Dopo l’intervista a Bruno Conti di Discoclub, prosegue la serie di interviste a blogger e giornalisti musicali che scrivono su un proprio blog. Le domande sono sempre le stesse, per mettere in evidenza sia punti in comune che i punti di vista diversi sugli stessi argomenti. Oggi è il turno di Roberto Mastrosimone, che sul suo blog Wanderer’s Blog si occupa di musica classica.

Quando hai pubblicato il primo post sul tuo blog, e perché hai deciso di aprirne uno?

«Nel novembre 2008. Fu più che altro un tentativo, una prova. Finora è andata bene, almeno credo…».

Qual è la tua linea editoriale, e di cosa ti occupi esattamente?

«Non c’è una precisa e definita linea editoriale, essendo io solo l’unico redattore del blog. Evito di “personalizzare” troppo i post e cerco di rivolgermi a un numero vasto di lettori. Evito anche di inserire riferimenti al mondo della politica, finché mi è possibile».

Come immagini il lettore tipo del tuo blog?

«Un appassionato di musica classica che segua la musica attraverso i media e i concerti dal vivo».

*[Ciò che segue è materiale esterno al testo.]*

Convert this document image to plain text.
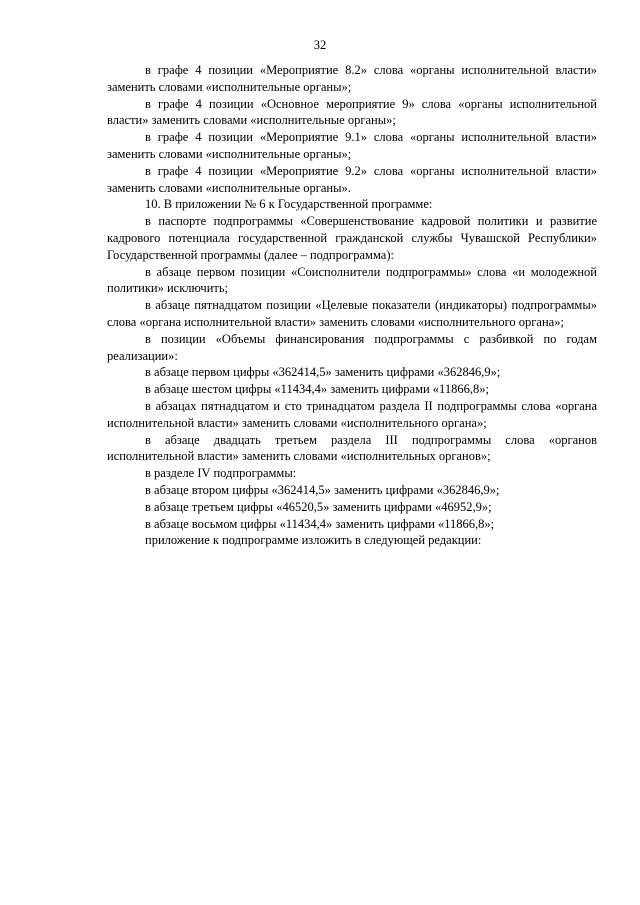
32

в графе 4 позиции «Мероприятие 8.2» слова «органы исполнительной власти» заменить словами «исполнительные органы»;

в графе 4 позиции «Основное мероприятие 9» слова «органы исполнительной власти» заменить словами «исполнительные органы»;

в графе 4 позиции «Мероприятие 9.1» слова «органы исполнительной власти» заменить словами «исполнительные органы»;

в графе 4 позиции «Мероприятие 9.2» слова «органы исполнительной власти» заменить словами «исполнительные органы».

10. В приложении № 6 к Государственной программе:

в паспорте подпрограммы «Совершенствование кадровой политики и развитие кадрового потенциала государственной гражданской службы Чувашской Республики» Государственной программы (далее – подпрограмма):

в абзаце первом позиции «Соисполнители подпрограммы» слова «и молодежной политики» исключить;

в абзаце пятнадцатом позиции «Целевые показатели (индикаторы) подпрограммы» слова «органа исполнительной власти» заменить словами «исполнительного органа»;

в позиции «Объемы финансирования подпрограммы с разбивкой по годам реализации»:

в абзаце первом цифры «362414,5» заменить цифрами «362846,9»;

в абзаце шестом цифры «11434,4» заменить цифрами «11866,8»;

в абзацах пятнадцатом и сто тринадцатом раздела II подпрограммы слова «органа исполнительной власти» заменить словами «исполнительного органа»;

в абзаце двадцать третьем раздела III подпрограммы слова «органов исполнительной власти» заменить словами «исполнительных органов»;

в разделе IV подпрограммы:

в абзаце втором цифры «362414,5» заменить цифрами «362846,9»;

в абзаце третьем цифры «46520,5» заменить цифрами «46952,9»;

в абзаце восьмом цифры «11434,4» заменить цифрами «11866,8»;

приложение к подпрограмме изложить в следующей редакции:
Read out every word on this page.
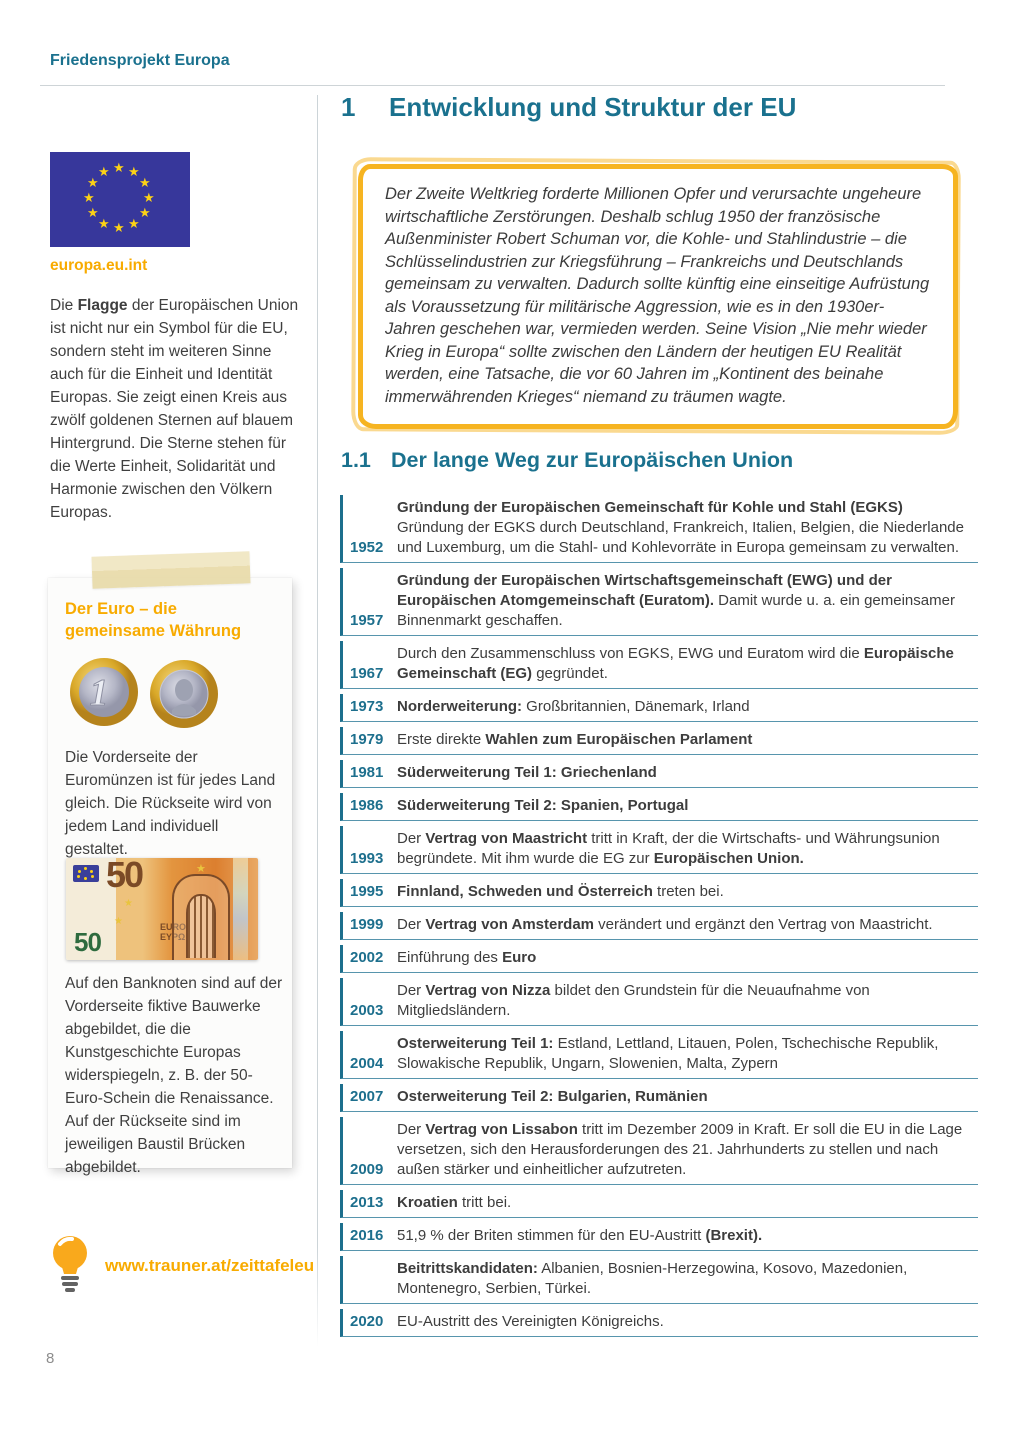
Friedensprojekt Europa
★ ★
★
★
★
★
★
★
★
★
★
★
europa.eu.int

Die Flagge der Europäischen Union ist nicht nur ein Symbol für die EU, sondern steht im weiteren Sinne auch für die Einheit und Identität Europas. Sie zeigt einen Kreis aus zwölf goldenen Sternen auf blauem Hintergrund. Die Sterne stehen für die Werte Einheit, Solidarität und Harmonie zwischen den Völkern Europas.

Der Euro – die gemeinsame Währung
1

Die Vorderseite der Euromünzen ist für jedes Land gleich. Die Rückseite wird von jedem Land individuell gestaltet.

50
★
★	EURO
EYPΩ
50
★

Auf den Banknoten sind auf der Vorderseite fiktive Bauwerke abgebildet, die die Kunstgeschichte Europas widerspiegeln, z. B. der 50-Euro-Schein die Renaissance. Auf der Rückseite sind im jeweiligen Baustil Brücken abgebildet.

www.trauner.at/zeittafeleu
8
1	Entwicklung und Struktur der EU
Der Zweite Weltkrieg forderte Millionen Opfer und verursachte ungeheure wirtschaftliche Zerstörungen. Deshalb schlug 1950 der französische Außenminister Robert Schuman vor, die Kohle- und Stahlindustrie – die Schlüsselindustrien zur Kriegsführung – Frankreichs und Deutschlands gemeinsam zu verwalten. Dadurch sollte künftig eine einseitige Aufrüstung als Voraussetzung für militärische Aggression, wie es in den 1930er-Jahren geschehen war, vermieden werden. Seine Vision „Nie mehr wieder Krieg in Europa“ sollte zwischen den Ländern der heutigen EU Realität werden, eine Tatsache, die vor 60 Jahren im „Kontinent des beinahe immerwährenden Krieges“ niemand zu träumen wagte.
1.1 Der lange Weg zur Europäischen Union
1952
Gründung der Europäischen Gemeinschaft für Kohle und Stahl (EGKS)
Gründung der EGKS durch Deutschland, Frankreich, Italien, Belgien, die Niederlande und Luxemburg, um die Stahl- und Kohlevorräte in Europa gemeinsam zu verwalten.
1957
Gründung der Europäischen Wirtschaftsgemeinschaft (EWG) und der Europäischen Atomgemeinschaft (Euratom). Damit wurde u. a. ein gemeinsamer Binnenmarkt geschaffen.
1967
Durch den Zusammenschluss von EGKS, EWG und Euratom wird die Europäische Gemeinschaft (EG) gegründet.
1973 Norderweiterung: Großbritannien, Dänemark, Irland
1979 Erste direkte Wahlen zum Europäischen Parlament
1981 Süderweiterung Teil 1: Griechenland
1986 Süderweiterung Teil 2: Spanien, Portugal
1993
Der Vertrag von Maastricht tritt in Kraft, der die Wirtschafts- und Währungsunion begründete. Mit ihm wurde die EG zur Europäischen Union.
1995 Finnland, Schweden und Österreich treten bei.
1999 Der Vertrag von Amsterdam verändert und ergänzt den Vertrag von Maastricht.
2002 Einführung des Euro
2003
Der Vertrag von Nizza bildet den Grundstein für die Neuaufnahme von Mitgliedsländern.
2004
Osterweiterung Teil 1: Estland, Lettland, Litauen, Polen, Tschechische Republik, Slowakische Republik, Ungarn, Slowenien, Malta, Zypern
2007 Osterweiterung Teil 2: Bulgarien, Rumänien
2009
Der Vertrag von Lissabon tritt im Dezember 2009 in Kraft. Er soll die EU in die Lage versetzen, sich den Herausforderungen des 21. Jahrhunderts zu stellen und nach außen stärker und einheitlicher aufzutreten.
2013 Kroatien tritt bei.
2016 51,9 % der Briten stimmen für den EU-Austritt (Brexit).
Beitrittskandidaten: Albanien, Bosnien-Herzegowina, Kosovo, Mazedonien, Montenegro, Serbien, Türkei.
2020 EU-Austritt des Vereinigten Königreichs.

In che modo scegli gli argomenti di cui scrivi?

«Negli ultimi tempi do molto spazio alla musica in tv. Credo molto nei media».

Quali sono stati i tuoi post di maggior successo?

«Quelli dedicati ai Neujahrskonzerte e alle prime della Scala».

Con che frequenza pubblichi? Hai dei collaboratori (sia regolari che occasionali) oppure fai tutto da solo?

«Nessun collaboratore. Frequenza plurisettimanale».

Riesci a guadagnare qualcosa? Ti interessano le tecniche di marketing/SEO, oppure ti concentri solo sui contenuti?

«Nessun guadagno. Lo faccio esclusivamente per hobby».

Frank Zappa diceva che scrivere di musica è come ballare di architettura. Che ne pensi? È davvero una cosa così folle? Se sì, perché lo fai?

«Frank Zappa è famoso per le sue boutade, un po’ come Stravinskij. Non bisogna prenderli troppo sul serio».

Con la possibilità che chiunque oggi ha di ascoltare musica a portata di clic, che ruolo spetta a chi scrive di musica?

«Non saprei».

Come vedi il panorama dei blog musicali italiani? Ne hai alcuni tra i preferiti?

«Non mi pare che siano molti, soprattutto nrella musica cosiddetta classica. Seguo i blog segnalati nel Blogroll».